Thermal analysis of a micro solar thermal collector designed for methanol reforming

•A micro solar thermal collector with vacuum insulation is proposed.•Thermal performance of the collector has been both theoretically and experimentally analysed.•The collector can stagnate at 327 °C for an irradiance of 1000 W/m2.•The collector is suitable to drive endothermic reactions like methanol reforming.

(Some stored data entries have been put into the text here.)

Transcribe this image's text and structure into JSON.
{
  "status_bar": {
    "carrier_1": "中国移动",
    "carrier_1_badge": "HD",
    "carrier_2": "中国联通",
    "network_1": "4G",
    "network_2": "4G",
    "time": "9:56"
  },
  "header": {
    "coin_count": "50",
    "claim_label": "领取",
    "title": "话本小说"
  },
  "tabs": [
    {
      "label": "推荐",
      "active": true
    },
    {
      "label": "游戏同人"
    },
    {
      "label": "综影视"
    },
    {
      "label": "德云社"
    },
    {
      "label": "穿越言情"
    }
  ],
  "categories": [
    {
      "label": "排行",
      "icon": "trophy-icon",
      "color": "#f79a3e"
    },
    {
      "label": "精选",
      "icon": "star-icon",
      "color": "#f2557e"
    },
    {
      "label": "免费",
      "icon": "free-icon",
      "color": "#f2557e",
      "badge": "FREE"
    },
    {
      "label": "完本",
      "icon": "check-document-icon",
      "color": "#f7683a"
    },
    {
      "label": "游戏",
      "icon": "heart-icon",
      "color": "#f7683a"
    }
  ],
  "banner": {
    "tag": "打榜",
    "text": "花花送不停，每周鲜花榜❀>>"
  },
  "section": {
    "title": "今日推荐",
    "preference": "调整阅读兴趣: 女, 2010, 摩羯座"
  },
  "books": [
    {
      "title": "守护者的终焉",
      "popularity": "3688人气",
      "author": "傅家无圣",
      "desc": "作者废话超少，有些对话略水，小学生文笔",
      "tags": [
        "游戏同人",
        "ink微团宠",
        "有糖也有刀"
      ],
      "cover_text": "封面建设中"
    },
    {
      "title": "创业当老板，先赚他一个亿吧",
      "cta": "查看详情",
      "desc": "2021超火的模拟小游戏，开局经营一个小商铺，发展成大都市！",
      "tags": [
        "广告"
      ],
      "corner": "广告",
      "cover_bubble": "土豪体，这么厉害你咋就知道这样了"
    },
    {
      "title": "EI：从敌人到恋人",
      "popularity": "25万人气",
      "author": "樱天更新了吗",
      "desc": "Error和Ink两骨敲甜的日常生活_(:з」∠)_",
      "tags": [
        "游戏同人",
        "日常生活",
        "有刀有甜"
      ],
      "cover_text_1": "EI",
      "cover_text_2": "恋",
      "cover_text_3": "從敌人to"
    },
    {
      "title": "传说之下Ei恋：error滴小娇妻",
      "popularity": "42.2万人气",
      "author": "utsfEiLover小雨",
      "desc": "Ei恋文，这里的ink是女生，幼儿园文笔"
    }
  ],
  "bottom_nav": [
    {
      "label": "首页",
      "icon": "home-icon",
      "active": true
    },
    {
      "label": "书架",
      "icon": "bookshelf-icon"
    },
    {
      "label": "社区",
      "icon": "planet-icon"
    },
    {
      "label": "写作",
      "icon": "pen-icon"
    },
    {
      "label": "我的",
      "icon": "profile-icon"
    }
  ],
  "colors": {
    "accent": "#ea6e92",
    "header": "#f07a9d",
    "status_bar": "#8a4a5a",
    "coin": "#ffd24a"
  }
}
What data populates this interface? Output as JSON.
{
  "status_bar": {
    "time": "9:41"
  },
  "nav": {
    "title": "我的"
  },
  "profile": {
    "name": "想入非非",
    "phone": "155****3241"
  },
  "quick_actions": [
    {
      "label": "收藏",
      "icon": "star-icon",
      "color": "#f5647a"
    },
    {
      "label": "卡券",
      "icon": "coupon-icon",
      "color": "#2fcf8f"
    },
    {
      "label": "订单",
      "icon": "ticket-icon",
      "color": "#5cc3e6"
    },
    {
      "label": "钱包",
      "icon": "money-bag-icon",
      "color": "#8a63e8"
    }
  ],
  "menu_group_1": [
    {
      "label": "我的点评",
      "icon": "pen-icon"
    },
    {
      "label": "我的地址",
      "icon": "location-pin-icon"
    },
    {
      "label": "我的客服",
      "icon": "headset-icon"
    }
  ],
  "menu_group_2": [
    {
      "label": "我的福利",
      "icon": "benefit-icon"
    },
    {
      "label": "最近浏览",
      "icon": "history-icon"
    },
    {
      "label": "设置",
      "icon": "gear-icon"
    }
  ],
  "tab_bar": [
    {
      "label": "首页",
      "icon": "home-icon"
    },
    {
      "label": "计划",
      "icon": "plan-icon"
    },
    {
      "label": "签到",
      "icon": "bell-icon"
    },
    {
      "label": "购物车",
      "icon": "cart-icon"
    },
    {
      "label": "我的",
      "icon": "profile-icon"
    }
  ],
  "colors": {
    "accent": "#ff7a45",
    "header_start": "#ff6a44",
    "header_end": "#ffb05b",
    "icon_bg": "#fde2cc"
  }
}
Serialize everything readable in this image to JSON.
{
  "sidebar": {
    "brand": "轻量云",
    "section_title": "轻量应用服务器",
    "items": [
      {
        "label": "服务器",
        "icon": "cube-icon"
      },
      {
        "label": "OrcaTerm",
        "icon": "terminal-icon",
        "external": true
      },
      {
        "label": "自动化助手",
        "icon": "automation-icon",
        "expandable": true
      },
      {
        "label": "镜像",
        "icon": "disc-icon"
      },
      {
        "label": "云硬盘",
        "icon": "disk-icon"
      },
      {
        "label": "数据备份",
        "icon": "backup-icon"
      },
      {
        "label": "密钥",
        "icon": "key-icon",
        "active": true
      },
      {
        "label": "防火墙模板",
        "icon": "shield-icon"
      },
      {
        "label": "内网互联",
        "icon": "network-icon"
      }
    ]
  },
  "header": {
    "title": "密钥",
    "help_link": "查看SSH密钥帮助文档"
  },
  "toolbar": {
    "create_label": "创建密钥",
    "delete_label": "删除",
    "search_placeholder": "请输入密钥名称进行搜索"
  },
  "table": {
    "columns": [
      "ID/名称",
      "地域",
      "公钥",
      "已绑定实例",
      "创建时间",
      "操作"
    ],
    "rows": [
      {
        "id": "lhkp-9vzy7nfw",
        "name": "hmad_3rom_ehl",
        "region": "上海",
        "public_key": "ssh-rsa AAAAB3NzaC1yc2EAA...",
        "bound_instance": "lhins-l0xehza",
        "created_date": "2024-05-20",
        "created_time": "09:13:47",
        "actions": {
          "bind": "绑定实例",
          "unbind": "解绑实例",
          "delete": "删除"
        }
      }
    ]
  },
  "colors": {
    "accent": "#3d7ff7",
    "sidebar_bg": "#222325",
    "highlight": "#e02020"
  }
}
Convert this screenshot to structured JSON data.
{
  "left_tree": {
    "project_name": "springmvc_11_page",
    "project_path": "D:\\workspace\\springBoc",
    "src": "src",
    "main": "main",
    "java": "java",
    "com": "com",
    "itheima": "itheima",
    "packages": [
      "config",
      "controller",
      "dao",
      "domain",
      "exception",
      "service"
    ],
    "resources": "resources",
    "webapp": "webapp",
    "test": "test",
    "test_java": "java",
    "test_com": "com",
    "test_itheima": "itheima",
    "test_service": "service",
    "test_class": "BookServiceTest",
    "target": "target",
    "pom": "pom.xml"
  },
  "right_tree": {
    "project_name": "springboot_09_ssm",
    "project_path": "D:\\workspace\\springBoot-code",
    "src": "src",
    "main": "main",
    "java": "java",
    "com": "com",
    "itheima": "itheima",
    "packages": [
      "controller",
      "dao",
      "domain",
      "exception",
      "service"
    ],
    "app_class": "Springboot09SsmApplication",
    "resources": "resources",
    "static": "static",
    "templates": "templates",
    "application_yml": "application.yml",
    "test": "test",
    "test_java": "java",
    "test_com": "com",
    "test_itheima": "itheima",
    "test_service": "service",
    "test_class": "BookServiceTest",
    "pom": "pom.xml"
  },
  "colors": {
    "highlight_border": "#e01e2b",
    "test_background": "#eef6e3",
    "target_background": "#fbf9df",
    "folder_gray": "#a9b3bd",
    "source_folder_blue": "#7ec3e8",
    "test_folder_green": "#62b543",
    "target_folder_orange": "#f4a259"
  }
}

A solar powered micro-reactor for hydrogen production is analysed in this study. A small, portable (∼4 W), compound parabolic concentrator (CPC)-based collector was designed and manufactured to provide heat for a methanol reforming (endothermic) chemical reaction. The designed collector consists of a small, flat, double-sided selective-surface receiver in a vacuum package. To our knowledge, the design represents the first time that a high vacuum package (<10−2 Pa) has been combined with a CPC for this purpose. Our previous optical and thermal models predicted that 78% of incident solar flux could be concentrated to the flat receiver with a concentration ratio of 1.75. In this paper, the collector’s performance was assessed for different volumetric flow rates (liquid flow rates at the inlet ranging from 0 to 350 μL/min) with and without a vacuum to validate the theoretical analysis of our previous work. Results showed that the experimental temperature measurements without a vacuum were well matched with the theoretical values. Additionally, it was shown that the temperature can be dramatically increased in a vacuum environment. In the vacuum experimental configuration, a stagnation temperature of 327 °C was found for an irradiance of 1000 W/m2. Temperature measurements for flow rates ranging from 0 to 100 μL/min also agreed with the theoretical model. Overall, this system represents a compact, portable solar collector which is capable of achieving high operational temperatures without tracking.